Google’s brief also insists that the company “has no obligation to even include SearchKing in its search engine services, let alone include it with an importance level desired by SearchKing.” And finally, Google argues pretty persuasively that since it owns the algorithm, a court injunction forcing it to rank SearchKing based on SearchKing’s arbitrary preferences will irreparably harm Google’s ability to “maintain the integrity of its service.” Pretty soon, they argue, every company in America would be suing Google for a 10 ranking, eviscerating its ranking services.

It’s hard to feel too bad for SearchKing, which deliberately jiggered the Web to produce high Google rankings in clear violation of Google’s policies. The PageRank toolbar contains a user agreement expressly prohibiting users from manipulating the rankings, stipulating: “You may not modify, copy, publish, license, create derivative works from or sell any information or software associated with Google Toolbar, without first obtaining written permission from Google.”
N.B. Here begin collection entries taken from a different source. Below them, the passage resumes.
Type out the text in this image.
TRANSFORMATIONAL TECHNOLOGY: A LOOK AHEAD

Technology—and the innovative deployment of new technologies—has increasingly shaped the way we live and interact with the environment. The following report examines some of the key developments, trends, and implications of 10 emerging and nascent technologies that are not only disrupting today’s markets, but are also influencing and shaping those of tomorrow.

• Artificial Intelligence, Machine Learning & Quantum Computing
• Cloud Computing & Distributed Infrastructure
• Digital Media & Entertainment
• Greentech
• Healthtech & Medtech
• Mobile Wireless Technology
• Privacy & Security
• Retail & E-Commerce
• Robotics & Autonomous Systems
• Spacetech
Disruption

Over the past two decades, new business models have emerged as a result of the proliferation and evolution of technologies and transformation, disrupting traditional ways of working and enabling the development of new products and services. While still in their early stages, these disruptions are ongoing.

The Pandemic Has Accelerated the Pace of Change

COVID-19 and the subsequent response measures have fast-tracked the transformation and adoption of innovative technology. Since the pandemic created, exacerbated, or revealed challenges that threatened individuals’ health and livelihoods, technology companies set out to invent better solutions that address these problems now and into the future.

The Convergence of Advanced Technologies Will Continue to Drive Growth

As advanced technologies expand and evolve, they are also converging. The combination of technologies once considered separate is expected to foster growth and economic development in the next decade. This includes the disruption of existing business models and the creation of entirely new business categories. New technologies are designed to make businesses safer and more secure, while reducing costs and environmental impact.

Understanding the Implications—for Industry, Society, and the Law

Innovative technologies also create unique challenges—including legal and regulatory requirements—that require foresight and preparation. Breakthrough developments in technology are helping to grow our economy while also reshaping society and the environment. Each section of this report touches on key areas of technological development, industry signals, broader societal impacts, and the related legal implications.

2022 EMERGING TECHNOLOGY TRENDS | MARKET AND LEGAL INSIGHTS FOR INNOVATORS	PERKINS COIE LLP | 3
But the underlying and troubling policy issues in the suit have to do with Google’s monopoly—or what Josh McHugh called a “Google-opoly” in a recent piece in Wired. Sure, they are entitled to pick and choose which Web sites they rank and how they do it, but is it healthy for a single company to control what the rest of the world may actually read and not read? Once everyone agrees that Google rankings stand for some universal benchmark, can Google go in and tweak those benchmarks just to punish its competitors? Some nervous pundits have suggested that maybe Google ought to be regulated, as a utility or common carrier; that it’s accrued too much power to be permitted to capriciously manipulate its rankings—as it did to SearchKing. A terrific analysis of the case from James Grimmelmann on LawMeme suggests that Google is more than just sorting Internet content: It’s a “gatekeeper” that effectively bars access to anything ranked lower than 200 by its ranking system.

Massa seems to commit legal hara-kiri on his Web site by conceding that Google’s opinions are protected by the First Amendment. He rests instead on the argument that the arbitrary use of the PageRank system is morally wrong. “I believe that once any person, group or company attains a certain level of influence in a specific segment of a market, and are fully aware of the power of that influence to cause harm to a third party, then they have a legal and moral obligation to dispense that opinion very carefully,” he says. Well, maybe; but you can’t craft an injunction that forces someone to dispense “careful opinions.” Which may be why the judge in the case denied SearchKing’s request for a preliminary injunction two weeks ago.

No one doubts SearchKing is going to get clobbered in court. Their legal arguments are vague and the legal ground they rest upon is shaky. But the real test of justice in this case will be this: Will their ranking drop down to zero the day after Google prevails at trial?